Are You in a Drama Triangle?
After growing up in a highly dysfunctional household, you may find yourself repeatedly engaging in the same relationship patterns later in life without knowing how you got there.
Dr. Stephen Karpman devised a simple way to understand how these kinds of relationships typically work. He calls it the “Drama Triangle.”
The Drama Triangle consists of 3 roles that each relate dysfunctionally to each other:
1. The Perpetrator:
- Believes they have all the power and control
- Bullies and blames to get what they want
- is aggressive/passive-aggressive
- Scapegoats the Victim and ropes the Rescuer into covering for them
2. The Victim:
- Believes they have no control
- Gives up on making their own choices
- Feels worthless and helpless
- Feels powerless against the Perpetrator and dependent on the Rescuer
3. The Rescuer:
- Focuses only on others’ needs
- Ignores their own needs
- Tries to control how others feel
- enables the Victim and makes excuses for the Perpetrator
Different family members will usually gravitate toward one or two of the roles, but over time the roles can start to flip around too. For example, the rescuer in the family may get so burnt out trying to help the family victim, that they start to feel victimized themselves, and begin to view the victim as a perpetrator.
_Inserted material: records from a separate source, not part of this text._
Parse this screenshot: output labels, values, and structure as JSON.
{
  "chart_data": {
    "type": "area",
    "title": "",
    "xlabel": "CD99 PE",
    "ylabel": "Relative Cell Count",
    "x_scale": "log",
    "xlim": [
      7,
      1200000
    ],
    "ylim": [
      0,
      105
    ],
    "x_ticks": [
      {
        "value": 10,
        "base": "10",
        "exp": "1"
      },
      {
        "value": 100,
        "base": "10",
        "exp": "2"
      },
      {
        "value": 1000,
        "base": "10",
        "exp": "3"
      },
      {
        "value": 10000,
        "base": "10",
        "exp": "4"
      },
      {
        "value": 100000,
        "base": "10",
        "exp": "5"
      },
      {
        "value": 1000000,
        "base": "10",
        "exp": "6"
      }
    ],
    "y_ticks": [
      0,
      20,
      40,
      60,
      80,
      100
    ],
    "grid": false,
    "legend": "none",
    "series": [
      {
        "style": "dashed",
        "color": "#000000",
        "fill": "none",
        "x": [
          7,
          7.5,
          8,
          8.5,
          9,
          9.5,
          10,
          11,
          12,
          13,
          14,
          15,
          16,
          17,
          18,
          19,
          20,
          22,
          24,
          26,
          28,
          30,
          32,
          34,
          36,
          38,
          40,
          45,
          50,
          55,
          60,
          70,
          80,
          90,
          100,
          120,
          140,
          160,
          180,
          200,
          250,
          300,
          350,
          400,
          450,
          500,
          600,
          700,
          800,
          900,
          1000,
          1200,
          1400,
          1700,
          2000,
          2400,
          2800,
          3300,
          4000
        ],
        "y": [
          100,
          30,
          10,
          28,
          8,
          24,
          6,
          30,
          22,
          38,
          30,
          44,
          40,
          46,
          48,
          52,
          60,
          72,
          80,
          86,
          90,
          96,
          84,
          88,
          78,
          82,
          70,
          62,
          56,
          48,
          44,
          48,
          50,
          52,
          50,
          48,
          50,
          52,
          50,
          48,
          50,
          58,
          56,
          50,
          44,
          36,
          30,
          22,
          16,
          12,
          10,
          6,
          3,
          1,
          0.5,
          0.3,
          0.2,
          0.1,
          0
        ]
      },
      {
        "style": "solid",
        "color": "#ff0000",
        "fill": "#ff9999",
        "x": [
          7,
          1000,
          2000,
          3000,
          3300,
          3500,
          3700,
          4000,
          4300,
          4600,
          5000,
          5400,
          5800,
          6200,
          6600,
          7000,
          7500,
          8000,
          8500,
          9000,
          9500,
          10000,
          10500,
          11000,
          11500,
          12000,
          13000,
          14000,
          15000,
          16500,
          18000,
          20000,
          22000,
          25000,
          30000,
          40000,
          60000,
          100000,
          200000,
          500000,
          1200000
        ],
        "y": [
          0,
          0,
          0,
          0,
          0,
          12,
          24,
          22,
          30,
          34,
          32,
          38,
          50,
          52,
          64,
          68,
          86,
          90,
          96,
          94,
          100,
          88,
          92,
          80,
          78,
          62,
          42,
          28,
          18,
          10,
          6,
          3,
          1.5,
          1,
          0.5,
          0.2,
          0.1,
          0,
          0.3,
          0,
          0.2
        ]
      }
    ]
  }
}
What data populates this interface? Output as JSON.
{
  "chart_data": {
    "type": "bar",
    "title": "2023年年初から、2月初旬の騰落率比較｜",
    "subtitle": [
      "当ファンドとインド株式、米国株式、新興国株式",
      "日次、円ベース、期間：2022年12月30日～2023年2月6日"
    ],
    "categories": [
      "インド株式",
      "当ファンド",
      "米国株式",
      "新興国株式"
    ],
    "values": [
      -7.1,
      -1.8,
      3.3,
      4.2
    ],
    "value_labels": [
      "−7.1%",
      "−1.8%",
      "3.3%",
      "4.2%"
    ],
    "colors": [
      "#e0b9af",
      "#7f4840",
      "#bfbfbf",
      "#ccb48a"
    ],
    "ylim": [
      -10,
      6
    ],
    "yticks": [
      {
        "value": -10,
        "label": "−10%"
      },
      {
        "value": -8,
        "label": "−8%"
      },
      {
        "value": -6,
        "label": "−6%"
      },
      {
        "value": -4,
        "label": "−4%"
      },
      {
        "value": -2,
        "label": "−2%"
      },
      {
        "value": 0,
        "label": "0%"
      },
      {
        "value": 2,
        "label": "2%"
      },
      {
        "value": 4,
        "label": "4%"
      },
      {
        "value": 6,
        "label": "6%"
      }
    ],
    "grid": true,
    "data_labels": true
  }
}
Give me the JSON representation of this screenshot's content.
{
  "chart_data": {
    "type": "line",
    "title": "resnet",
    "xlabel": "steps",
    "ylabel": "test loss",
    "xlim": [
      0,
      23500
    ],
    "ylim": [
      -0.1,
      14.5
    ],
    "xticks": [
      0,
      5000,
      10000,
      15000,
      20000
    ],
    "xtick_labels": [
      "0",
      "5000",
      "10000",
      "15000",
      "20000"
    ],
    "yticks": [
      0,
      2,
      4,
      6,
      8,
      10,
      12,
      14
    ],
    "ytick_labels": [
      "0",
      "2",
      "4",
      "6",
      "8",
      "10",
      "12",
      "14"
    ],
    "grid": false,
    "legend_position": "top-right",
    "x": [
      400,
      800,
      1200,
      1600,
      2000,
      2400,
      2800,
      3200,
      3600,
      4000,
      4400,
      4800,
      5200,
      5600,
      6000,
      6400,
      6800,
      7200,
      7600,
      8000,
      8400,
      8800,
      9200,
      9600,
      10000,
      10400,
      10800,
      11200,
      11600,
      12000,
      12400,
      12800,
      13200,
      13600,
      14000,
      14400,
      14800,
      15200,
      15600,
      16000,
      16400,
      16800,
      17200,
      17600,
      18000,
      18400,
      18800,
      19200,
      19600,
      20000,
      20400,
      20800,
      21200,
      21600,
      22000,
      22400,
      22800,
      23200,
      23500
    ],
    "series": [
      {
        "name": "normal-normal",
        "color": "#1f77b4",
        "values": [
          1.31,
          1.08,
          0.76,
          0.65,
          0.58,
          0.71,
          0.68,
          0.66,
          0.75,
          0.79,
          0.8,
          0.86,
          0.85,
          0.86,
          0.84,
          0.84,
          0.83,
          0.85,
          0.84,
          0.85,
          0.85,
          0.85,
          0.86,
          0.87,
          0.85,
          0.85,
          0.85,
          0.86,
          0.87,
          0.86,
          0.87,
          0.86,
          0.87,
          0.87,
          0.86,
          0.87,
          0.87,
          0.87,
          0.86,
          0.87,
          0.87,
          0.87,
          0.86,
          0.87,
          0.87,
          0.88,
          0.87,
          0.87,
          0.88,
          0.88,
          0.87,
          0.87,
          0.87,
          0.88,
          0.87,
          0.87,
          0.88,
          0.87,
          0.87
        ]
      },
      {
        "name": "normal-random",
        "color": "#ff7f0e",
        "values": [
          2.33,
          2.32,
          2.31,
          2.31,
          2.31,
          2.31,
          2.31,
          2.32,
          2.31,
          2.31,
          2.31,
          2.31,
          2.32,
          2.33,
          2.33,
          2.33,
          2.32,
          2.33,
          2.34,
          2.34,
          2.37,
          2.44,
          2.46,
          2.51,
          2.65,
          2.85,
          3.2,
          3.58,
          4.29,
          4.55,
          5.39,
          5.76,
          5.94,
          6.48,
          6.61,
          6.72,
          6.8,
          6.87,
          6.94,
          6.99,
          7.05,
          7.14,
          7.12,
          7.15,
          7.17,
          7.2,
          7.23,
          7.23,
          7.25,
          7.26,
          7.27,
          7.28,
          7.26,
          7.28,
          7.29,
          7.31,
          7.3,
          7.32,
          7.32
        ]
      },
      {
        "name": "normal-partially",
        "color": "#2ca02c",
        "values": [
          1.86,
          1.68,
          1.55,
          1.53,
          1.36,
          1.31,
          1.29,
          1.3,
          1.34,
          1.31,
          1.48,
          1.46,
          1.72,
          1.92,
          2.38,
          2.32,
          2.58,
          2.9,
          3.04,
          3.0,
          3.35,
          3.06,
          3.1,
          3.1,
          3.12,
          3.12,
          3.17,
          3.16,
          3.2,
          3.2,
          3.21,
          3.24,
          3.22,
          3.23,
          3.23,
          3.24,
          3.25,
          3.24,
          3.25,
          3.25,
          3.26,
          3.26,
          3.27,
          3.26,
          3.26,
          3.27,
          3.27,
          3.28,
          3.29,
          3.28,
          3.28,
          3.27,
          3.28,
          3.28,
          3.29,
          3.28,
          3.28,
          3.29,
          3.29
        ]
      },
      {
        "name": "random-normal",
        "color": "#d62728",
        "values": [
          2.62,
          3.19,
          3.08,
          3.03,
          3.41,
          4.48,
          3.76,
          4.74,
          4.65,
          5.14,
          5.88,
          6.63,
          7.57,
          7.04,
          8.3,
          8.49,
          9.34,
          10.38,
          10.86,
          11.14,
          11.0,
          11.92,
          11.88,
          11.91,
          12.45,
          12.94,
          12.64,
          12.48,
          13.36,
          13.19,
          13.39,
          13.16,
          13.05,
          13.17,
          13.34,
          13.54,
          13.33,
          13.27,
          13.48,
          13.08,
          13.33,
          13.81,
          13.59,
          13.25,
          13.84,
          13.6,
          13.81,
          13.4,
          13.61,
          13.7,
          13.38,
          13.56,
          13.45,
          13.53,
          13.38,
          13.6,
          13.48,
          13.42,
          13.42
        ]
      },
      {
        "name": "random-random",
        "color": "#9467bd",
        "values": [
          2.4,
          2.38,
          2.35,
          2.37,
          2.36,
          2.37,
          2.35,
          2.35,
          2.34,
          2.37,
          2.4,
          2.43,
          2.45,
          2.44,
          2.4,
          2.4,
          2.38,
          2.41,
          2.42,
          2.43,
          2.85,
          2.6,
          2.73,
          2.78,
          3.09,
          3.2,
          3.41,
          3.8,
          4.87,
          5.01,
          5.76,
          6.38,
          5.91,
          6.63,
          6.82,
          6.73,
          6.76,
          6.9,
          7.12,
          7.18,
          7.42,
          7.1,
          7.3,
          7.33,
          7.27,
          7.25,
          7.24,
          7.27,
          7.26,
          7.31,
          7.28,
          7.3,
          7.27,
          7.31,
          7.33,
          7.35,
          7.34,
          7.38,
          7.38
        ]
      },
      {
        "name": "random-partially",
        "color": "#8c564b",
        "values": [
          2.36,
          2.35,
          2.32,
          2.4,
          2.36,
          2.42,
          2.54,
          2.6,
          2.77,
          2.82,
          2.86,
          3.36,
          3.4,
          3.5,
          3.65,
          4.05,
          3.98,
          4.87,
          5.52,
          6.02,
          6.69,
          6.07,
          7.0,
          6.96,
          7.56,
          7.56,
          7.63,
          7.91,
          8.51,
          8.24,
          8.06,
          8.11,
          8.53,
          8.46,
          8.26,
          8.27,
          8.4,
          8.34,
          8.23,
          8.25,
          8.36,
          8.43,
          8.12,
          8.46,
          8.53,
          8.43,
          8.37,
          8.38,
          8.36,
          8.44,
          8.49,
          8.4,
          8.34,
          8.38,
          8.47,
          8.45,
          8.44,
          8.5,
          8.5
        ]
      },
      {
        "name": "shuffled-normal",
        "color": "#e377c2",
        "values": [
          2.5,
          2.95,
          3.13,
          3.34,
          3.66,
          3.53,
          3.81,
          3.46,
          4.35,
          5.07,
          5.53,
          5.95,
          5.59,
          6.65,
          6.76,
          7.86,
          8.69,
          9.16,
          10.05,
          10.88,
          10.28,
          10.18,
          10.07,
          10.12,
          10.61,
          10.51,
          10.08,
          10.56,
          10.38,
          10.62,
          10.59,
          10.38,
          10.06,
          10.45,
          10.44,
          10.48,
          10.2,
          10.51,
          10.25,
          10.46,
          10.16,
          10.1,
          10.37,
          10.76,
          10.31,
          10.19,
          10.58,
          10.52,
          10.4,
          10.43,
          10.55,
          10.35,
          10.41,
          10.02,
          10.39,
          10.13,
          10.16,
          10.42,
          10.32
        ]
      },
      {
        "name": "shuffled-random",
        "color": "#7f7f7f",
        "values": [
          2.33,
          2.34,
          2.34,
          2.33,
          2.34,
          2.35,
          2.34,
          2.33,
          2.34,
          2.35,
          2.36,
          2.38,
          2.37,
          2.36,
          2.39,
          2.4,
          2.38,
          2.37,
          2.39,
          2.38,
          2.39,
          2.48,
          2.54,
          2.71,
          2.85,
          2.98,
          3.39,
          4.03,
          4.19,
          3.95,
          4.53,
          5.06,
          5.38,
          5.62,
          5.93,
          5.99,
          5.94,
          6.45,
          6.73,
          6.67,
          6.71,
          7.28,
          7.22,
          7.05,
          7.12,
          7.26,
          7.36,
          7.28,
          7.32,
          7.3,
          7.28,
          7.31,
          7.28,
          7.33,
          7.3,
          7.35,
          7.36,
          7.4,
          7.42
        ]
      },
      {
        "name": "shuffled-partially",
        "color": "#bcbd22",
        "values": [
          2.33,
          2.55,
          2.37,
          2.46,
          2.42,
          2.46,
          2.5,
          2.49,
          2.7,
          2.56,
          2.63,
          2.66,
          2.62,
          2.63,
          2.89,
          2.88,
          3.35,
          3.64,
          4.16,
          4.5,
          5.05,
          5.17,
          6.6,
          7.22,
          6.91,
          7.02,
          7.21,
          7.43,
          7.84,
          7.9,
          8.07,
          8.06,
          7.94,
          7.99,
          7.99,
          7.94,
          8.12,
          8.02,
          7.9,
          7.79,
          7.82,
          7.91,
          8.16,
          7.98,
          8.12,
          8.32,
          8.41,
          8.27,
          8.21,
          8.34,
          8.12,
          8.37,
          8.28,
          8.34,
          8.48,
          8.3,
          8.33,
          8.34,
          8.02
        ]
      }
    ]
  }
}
Or the victim may begin to see the rescuer as a perpetrator if the rescuer gets too drained, leaving the victim feeling abandoned. Sometimes the perpetrator may also play the victim role to try to get someone else to rescue them from the consequences of their own actions.
What do all three roles have in common? Everyone on the triangle neglects to take responsibility for their own emotions. The perpetrator blames others, the victim waits to be rescued, and the rescuer focuses on saving others from their emotions instead of acknowledging their own.
Unless someone else is around to consistently model healthy relationship roles, kids born into highly dysfunctional families can grow up to assume all relationships follow this same unhealthy pattern. Then when they encounter similar relationships as an adult, they easily fall back into old familiar roles. It feels normal. When you don’t know what healthy roles look like, it’s also possible to accidentally assume someone is being a perpetrator, victim, or rescuer when they’re actually relating in a healthy way.
In a future post, I’ll talk about what healthy relationship patterns look like in comparison to the Drama Triangle. Stay tuned!
You can check out this quiz if you’re curious to see which role you fall into most: https://cdn.website-editor.net/848c74c539684751972b4649bf55aae7/files/uploaded/Drama%2520triangle%2520quiz.pdf
If the integrity of your relationship has been violated due to a harmful choice or behavior by either party, there are steps that you can take to restore trust and intimacy within the relationship.
There is no one size fits all approach for handling a trust violation in a relationship, however, there are ways to begin the process of repairing the relationship.
Here are 4 actionable steps that you can take to begin the process of healing:
Take 100% accountability.
Accountability is twofold. Accountability includes (1) acknowledgement of your wrongdoings and (2) not offering excuses to suggest that you couldn’t help doing what you did.
Developing empathy in a relationship is crucial. The most effective way to do so is to imagine yourself in your partner’s shoes. Ask yourself, how did my actions affect my partner’s life? Did my behavior cause damage to their sense of self-worth?
Taking accountability for your mistakes and acknowledging the impact helps you to avoid invalidating your partner’s emotions.
Offering an apology and asking your partner what can be done to rectify the situation and repair the damage.
Create an amends plan or contract to demonstrate your commitment to the relationship. An amends plan is a guide for navigating a breach of trust or betrayal; it generally includes an outline for what changes will be made on a personal and relational level. It will include actions and activities that indirectly restore your partner’s faith and trust in you.
For example, “Allow access to social media passwords, computer, phone, etc.” “Increase quality time with my partner and enjoy a date night every Friday.”
Your amends plan will need to be tailored to your relationship’s specific needs. Including your partner in the creation of the plan helps to show your devotion to your partner’s needs.
Making a promise to not betray your partner in the future and to follow-through with the actions you have promised.
Relationship check-ins at various intervals can help keep you on track and provide you with more of an understanding of what relationship needs are not being met and what promises have not been kept.
Communicating with your partner if you feel you are unable to follow through with promises made.
Increasing communication and vulnerability with your partner promotes emotional connection and intimacy. In order to repair and reconnect, you have to give your partner something to connect to. Secrecy, blame, anger, disengagement, and control do not provide connection points for repairing trust and faith in a relationship.
In seeking to mend a fractured relationship, the willingness to work on the relationship and reconstruct the trust that was broken is crucial.